To prevent conflicts between predicted depth and normals, the authors derive a pseudo-normal field \(n^{pseudo}\) from the GT depth \(D^{gt}\) via local least squares. The depth loss \(L_{depth}\) constrains numerical accuracy (MSE) and boundary sharpness (gradient), while the normal loss \(L_{normal}\) constrains orientation (angular loss) and alignment.
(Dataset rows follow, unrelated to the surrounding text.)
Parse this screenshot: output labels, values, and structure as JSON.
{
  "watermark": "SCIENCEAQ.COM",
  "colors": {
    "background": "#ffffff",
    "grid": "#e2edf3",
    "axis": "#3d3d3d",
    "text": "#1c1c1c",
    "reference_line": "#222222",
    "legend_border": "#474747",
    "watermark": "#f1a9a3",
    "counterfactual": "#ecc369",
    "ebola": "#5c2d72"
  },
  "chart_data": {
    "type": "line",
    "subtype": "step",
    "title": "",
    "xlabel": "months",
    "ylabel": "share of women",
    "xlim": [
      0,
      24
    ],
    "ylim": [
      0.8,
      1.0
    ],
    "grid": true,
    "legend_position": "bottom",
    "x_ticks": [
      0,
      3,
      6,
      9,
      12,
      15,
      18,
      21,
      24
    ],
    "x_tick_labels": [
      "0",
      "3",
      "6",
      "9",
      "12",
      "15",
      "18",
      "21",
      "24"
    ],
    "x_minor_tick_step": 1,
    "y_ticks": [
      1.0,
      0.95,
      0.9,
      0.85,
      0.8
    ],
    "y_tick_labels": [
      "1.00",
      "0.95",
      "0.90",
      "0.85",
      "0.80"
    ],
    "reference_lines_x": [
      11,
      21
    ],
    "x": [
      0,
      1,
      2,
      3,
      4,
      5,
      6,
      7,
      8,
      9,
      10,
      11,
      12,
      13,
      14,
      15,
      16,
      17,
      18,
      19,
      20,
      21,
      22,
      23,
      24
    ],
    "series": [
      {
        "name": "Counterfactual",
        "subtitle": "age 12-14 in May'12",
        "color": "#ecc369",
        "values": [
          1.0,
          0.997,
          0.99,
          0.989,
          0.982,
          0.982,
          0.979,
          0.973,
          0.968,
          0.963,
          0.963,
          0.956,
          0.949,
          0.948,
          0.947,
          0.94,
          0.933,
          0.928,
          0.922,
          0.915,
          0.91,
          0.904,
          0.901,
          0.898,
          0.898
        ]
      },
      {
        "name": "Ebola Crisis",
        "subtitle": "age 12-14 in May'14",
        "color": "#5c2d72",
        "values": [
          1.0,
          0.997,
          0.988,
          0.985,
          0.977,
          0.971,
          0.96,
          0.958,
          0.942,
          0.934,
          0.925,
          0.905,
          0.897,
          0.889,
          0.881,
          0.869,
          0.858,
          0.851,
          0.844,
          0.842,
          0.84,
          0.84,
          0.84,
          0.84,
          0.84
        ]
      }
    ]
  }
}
Since \(n^{pseudo}\) is derived from \(D^{gt}\), both heads are bound to the same underlying geometry, leading to self-consistency.

Key Experimental Results

Main Results

Joint depth and normal evaluation on UnrealStereo4K (4K images):

Method Inference Time↓ AbsRel↓ δ1↑ RMSE↓ CE↓
Depth-Anything v2 0.0812 0.924 2.86
PatchRefiner (p=16) 1.02s 0.0633 0.950 2.28 0.0753
PatchRefiner (p=49) 4.12s 0.0582 0.956 2.17 0.0715
PRO 1.88s 0.0771 0.927 2.73 0.0549
Ours (Separate) 0.94s 0.0295 0.982 1.38 0.0418
Ours (Joint) 0.97s 0.0291 0.983 1.31 0.0415

Normal estimation (UnrealStereo4K, Angular Error):

Method Mean↓ Median↓ RMSE↓ <5°↑ <11.25°↑ <30°↑
Metric3D v2 23.36 33.15 13.90 11.74 44.96 79.77
Ours (Joint) 18.51 28.83 9.60 29.37 59.43 85.06

Compared to PatchRefiner, AbsRel drops by over 49% and RMSE by 35%, with a faster inference time of 0.97s.

Ablation Study

Configuration Key Metric Description
GridMix (0.1,0.2,0.3,0.4) AbsRel 0.0295 / CE 0.0418 Optimal mixed granularity
Pure 1×1 (1,0,0,0) AbsRel 0.0500 / CE 0.0648 Good details, poor global context
Pure 4×4 (0,0,0,1) AbsRel 0.0321 / CE 0.0635 Poor consistency
Global RoPE AbsRel 0.0321 / CE 0.0635 Core align mechanism
Local RoPE AbsRel 0.0343 / CE 0.2830 Causes severe cross-patch misalignment
w/ Cross-Patch Attn AbsRel 0.0500 / RMSE 2.01 Full model
w/o Cross-Patch Attn AbsRel 0.0678 / RMSE 2.51 Significant seam artifacts

Key Findings

  • Cross-patch attention is the bottleneck: Removing it causes AbsRel and RMSE to degrade significantly, making patch seams visible.
  • Global RoPE is critical for alignment: Switching to local RoPE causes the consistency error (CE) to surge, proving its role in cross-patch alignment.
  • Mixed sampling is superior: Probabilistic mixing of different grid sizes outperforms any single fixed slicing method.
  • Joint training is beneficial: Coupling depth and normals provides mutual refinement.
  • Scalable to 8K: The framework can process 8K images without retraining, maintaining fine details and global coherence.

Highlights & Insights

  • Elegant "Patch = Virtual View" paradigm: Transfers the mature multi-view Transformer architecture to high-res single-image tasks by redefining semantics.
  • Predicting offsets instead of absolute values: Building on frozen foundation model priors simplifies the task to refinement, leveraging pre-trained generalization.
  • Global RoPE utility: A simple global coordinate shift enables standard RoPE to achieve cross-patch alignment with zero extra parameters.
  • GridMix as data augmentation: Treats patching strategy as a stochastic training variable, enhancing robustness to various resolutions and slicing methods.

Limitations & Future Work

  • Dependency on coarse priors: URGT is a refiner; if the foundation models (DAv2/Metric3D v2) fail completely in a specific domain, the refinement cannot recover the geometry.
  • Noisy pseudo-normal supervision: \(n^{pseudo}\) is derived from GT depth and may contain noise, limiting the upper bound of normal accuracy.
  • Computational scaling: Memory usage grows with the number of patches; the full scaling curve for resolutions beyond 8K is not finalized.
  • GridMix hyperparameter sensitivity: The probabilities \((p_1, p_2, p_3, p_4)\) require manual tuning and lack an adaptive solution.
  • vs PatchRefiner / PatchFusion: These methods rely on post-hoc fusion or consistency losses, whereas URGT uses single-pass global communication, proving faster and more consistent.
  • vs Metric3D v2 / GeoWizard: Instead of competing with these foundation models, URGT builds upon them to achieve high-resolution refinement.
  • vs VGGT / DUSt3R: Proves that set-based geometry reasoning is not limited to physical multi-view scenarios.

Rating

  • Novelty: ⭐⭐⭐⭐
  • Experimental Thoroughness: ⭐⭐⭐⭐⭐
  • Writing Quality: ⭐⭐⭐⭐
  • Value: ⭐⭐⭐⭐